Fermions and Bosons
Actually, electrons (one kind of fermion) are seriously indistinguishable from each other. (Ditto for bosons all of the same type).
Therefore, the state in which "electron #1" is in energy level 3 is indistinguishable from the state in which "electron #2" is in energy level 3 because there is no experiment that we can do to distinguish 1 electron from another. This will affect how we count the number of microstates!
But we shall see that there is a limit in which these QM particles still behave "as if" they were distinguishable.
Learning how to count again...
Carter uses the metaphor of shelves (shelf $j$ has energy $E_j$) which contain many (degeneracy $g_j$) bowls (quantum states). Let's consider dropping a certain number ($N_j$ particles) of M&Ms among the bowls on shelf $j$...
Particles within one energy level
Boltzmann statistics
The M&Ms are each different--distinguishable. One is red, one is a Peanut M&M, Another green regular one is missing part of the first M... There is no restriction in how many we can put in one bowl.

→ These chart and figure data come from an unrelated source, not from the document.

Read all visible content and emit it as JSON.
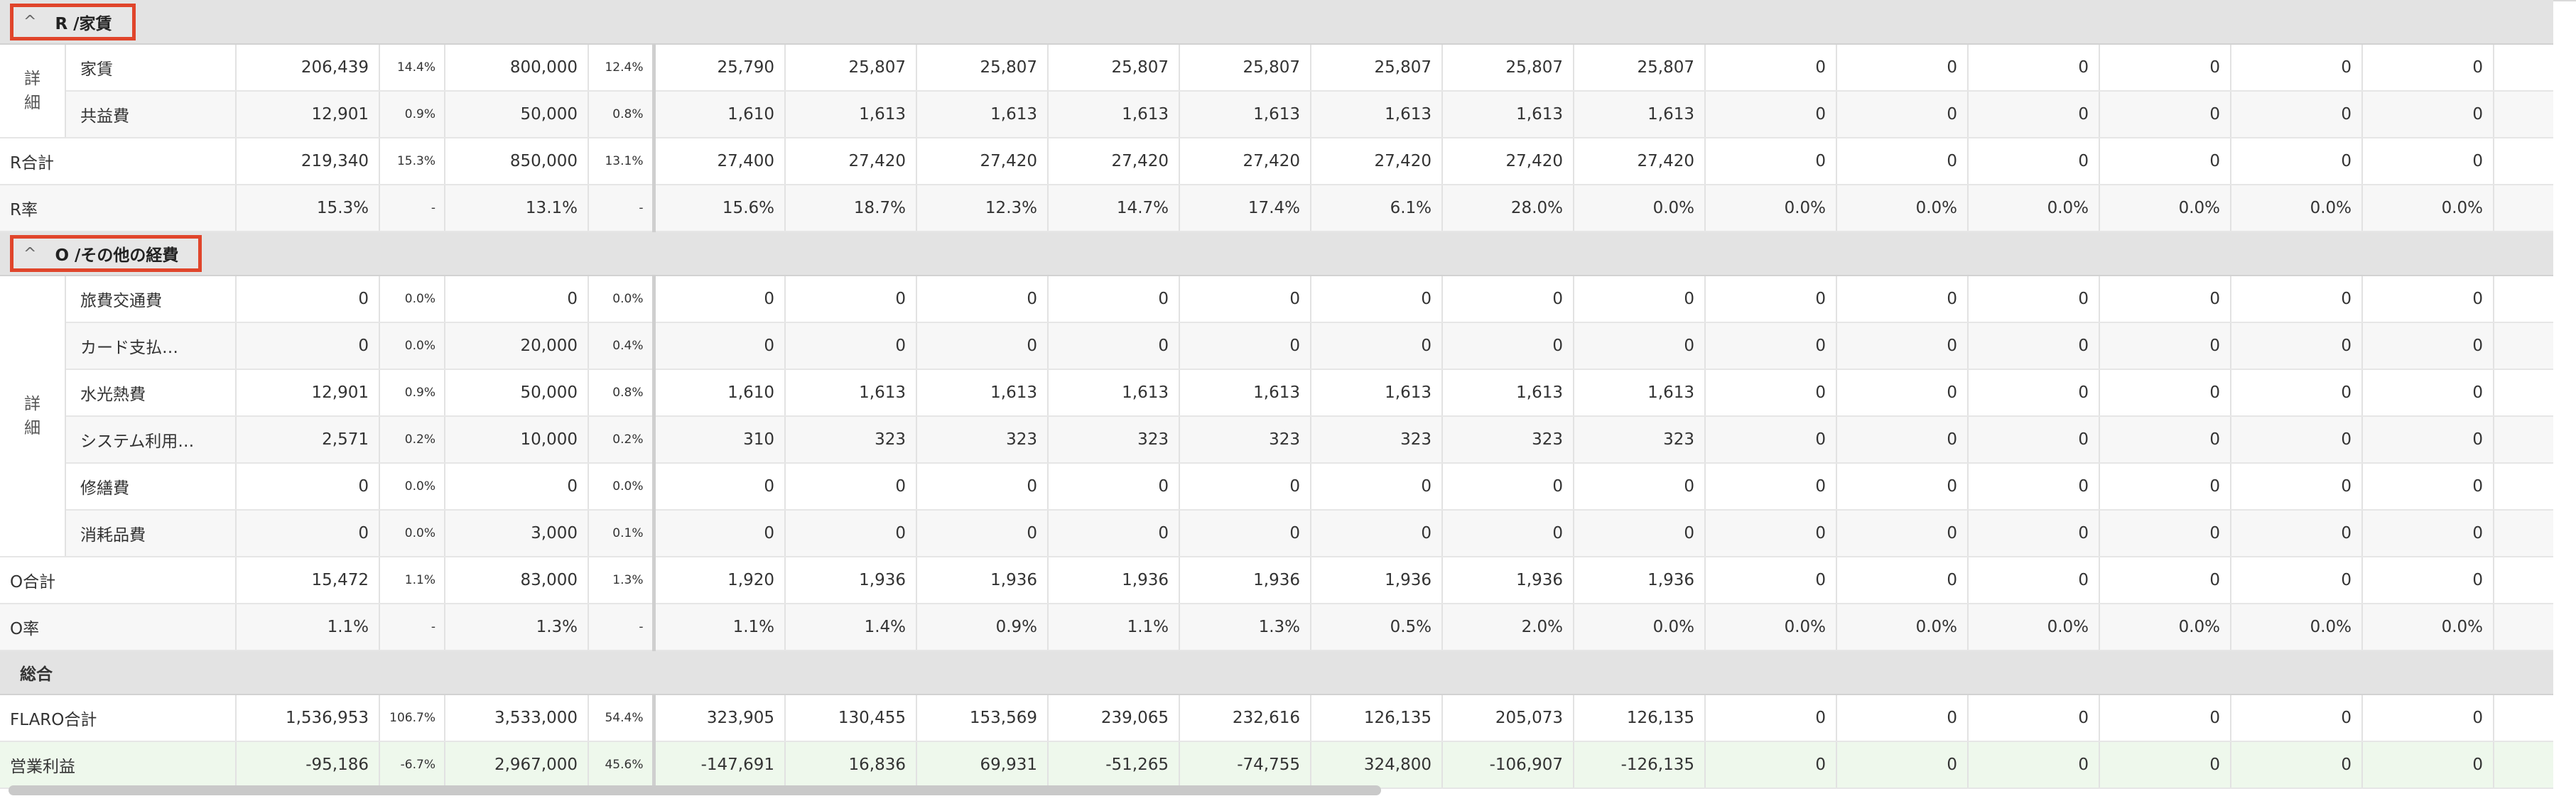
{
  "section_r": {
    "chevron": "^",
    "title": "R /家賃",
    "group_label": "詳\n細",
    "rows": [
      {
        "label": "家賃",
        "v": [
          "206,439",
          "14.4%",
          "800,000",
          "12.4%",
          "25,790",
          "25,807",
          "25,807",
          "25,807",
          "25,807",
          "25,807",
          "25,807",
          "25,807",
          "0",
          "0",
          "0",
          "0",
          "0",
          "0"
        ]
      },
      {
        "label": "共益費",
        "v": [
          "12,901",
          "0.9%",
          "50,000",
          "0.8%",
          "1,610",
          "1,613",
          "1,613",
          "1,613",
          "1,613",
          "1,613",
          "1,613",
          "1,613",
          "0",
          "0",
          "0",
          "0",
          "0",
          "0"
        ]
      }
    ],
    "total": {
      "label": "R合計",
      "v": [
        "219,340",
        "15.3%",
        "850,000",
        "13.1%",
        "27,400",
        "27,420",
        "27,420",
        "27,420",
        "27,420",
        "27,420",
        "27,420",
        "27,420",
        "0",
        "0",
        "0",
        "0",
        "0",
        "0"
      ]
    },
    "rate": {
      "label": "R率",
      "v": [
        "15.3%",
        "-",
        "13.1%",
        "-",
        "15.6%",
        "18.7%",
        "12.3%",
        "14.7%",
        "17.4%",
        "6.1%",
        "28.0%",
        "0.0%",
        "0.0%",
        "0.0%",
        "0.0%",
        "0.0%",
        "0.0%",
        "0.0%"
      ]
    }
  },
  "section_o": {
    "chevron": "^",
    "title": "O /その他の経費",
    "group_label": "詳\n細",
    "rows": [
      {
        "label": "旅費交通費",
        "v": [
          "0",
          "0.0%",
          "0",
          "0.0%",
          "0",
          "0",
          "0",
          "0",
          "0",
          "0",
          "0",
          "0",
          "0",
          "0",
          "0",
          "0",
          "0",
          "0"
        ]
      },
      {
        "label": "カード支払…",
        "v": [
          "0",
          "0.0%",
          "20,000",
          "0.4%",
          "0",
          "0",
          "0",
          "0",
          "0",
          "0",
          "0",
          "0",
          "0",
          "0",
          "0",
          "0",
          "0",
          "0"
        ]
      },
      {
        "label": "水光熱費",
        "v": [
          "12,901",
          "0.9%",
          "50,000",
          "0.8%",
          "1,610",
          "1,613",
          "1,613",
          "1,613",
          "1,613",
          "1,613",
          "1,613",
          "1,613",
          "0",
          "0",
          "0",
          "0",
          "0",
          "0"
        ]
      },
      {
        "label": "システム利用…",
        "v": [
          "2,571",
          "0.2%",
          "10,000",
          "0.2%",
          "310",
          "323",
          "323",
          "323",
          "323",
          "323",
          "323",
          "323",
          "0",
          "0",
          "0",
          "0",
          "0",
          "0"
        ]
      },
      {
        "label": "修繕費",
        "v": [
          "0",
          "0.0%",
          "0",
          "0.0%",
          "0",
          "0",
          "0",
          "0",
          "0",
          "0",
          "0",
          "0",
          "0",
          "0",
          "0",
          "0",
          "0",
          "0"
        ]
      },
      {
        "label": "消耗品費",
        "v": [
          "0",
          "0.0%",
          "3,000",
          "0.1%",
          "0",
          "0",
          "0",
          "0",
          "0",
          "0",
          "0",
          "0",
          "0",
          "0",
          "0",
          "0",
          "0",
          "0"
        ]
      }
    ],
    "total": {
      "label": "O合計",
      "v": [
        "15,472",
        "1.1%",
        "83,000",
        "1.3%",
        "1,920",
        "1,936",
        "1,936",
        "1,936",
        "1,936",
        "1,936",
        "1,936",
        "1,936",
        "0",
        "0",
        "0",
        "0",
        "0",
        "0"
      ]
    },
    "rate": {
      "label": "O率",
      "v": [
        "1.1%",
        "-",
        "1.3%",
        "-",
        "1.1%",
        "1.4%",
        "0.9%",
        "1.1%",
        "1.3%",
        "0.5%",
        "2.0%",
        "0.0%",
        "0.0%",
        "0.0%",
        "0.0%",
        "0.0%",
        "0.0%",
        "0.0%"
      ]
    }
  },
  "section_total": {
    "title": "総合",
    "flaro": {
      "label": "FLARO合計",
      "v": [
        "1,536,953",
        "106.7%",
        "3,533,000",
        "54.4%",
        "323,905",
        "130,455",
        "153,569",
        "239,065",
        "232,616",
        "126,135",
        "205,073",
        "126,135",
        "0",
        "0",
        "0",
        "0",
        "0",
        "0"
      ]
    },
    "profit": {
      "label": "営業利益",
      "v": [
        "-95,186",
        "-6.7%",
        "2,967,000",
        "45.6%",
        "-147,691",
        "16,836",
        "69,931",
        "-51,265",
        "-74,755",
        "324,800",
        "-106,907",
        "-126,135",
        "0",
        "0",
        "0",
        "0",
        "0",
        "0"
      ]
    }
  }
}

We can put the first particle in any one of the $g_j$ bowls. We can put the second particle in any one of the $g_j$ bowls. ....
How many possible arrangements for $N_j$ particles and $g_j$ bowls?
The answer is: $$g_j*g_j....*g_j=g_j^{N_j}$$
How many ways are there of arranging 2 distinguishable particles in 4 quantum states?
Fermi-Dirac statistics
Fermions - particles with spin $s=1/2 + n$.
Most prominent example: the electron has a total angular momentum quantum number of 1/2. The $z$-component of its spin is only ever measured to be +1/2$\hbar$ or -1/2$\hbar$.
The Pauli exclusion principle says, that taking into account spin,
No two fermions can be in the same quantum state.
Furthermore, all fermions are indistinguishable
How many ways of distributing $N_j$ fermions among $g_j$ quantum states?
Think of each bowl as either having an electron in it, or not. Then, we can ask, How many sequences of length $g_j$ are there that have $N_j$ Filled (Heads) and $g_j-N_j$ Empty (Tails) bowls (coins) in them?
The answer is $$\frac{g_j!}{N_j!(g_j-N_j)!}= {g_j \choose N_j}.$$
How many ways are there of arranging 2 identical fermions in 4 quantum states?
Bose Einstein statistics
Bosons - particles with spin $s= n$.
Most prominent example: the photon is a spin 1 particle.
Unlike fermions, any number of bosons can occupy the same quantum state. However, they are indistinguishable from each other.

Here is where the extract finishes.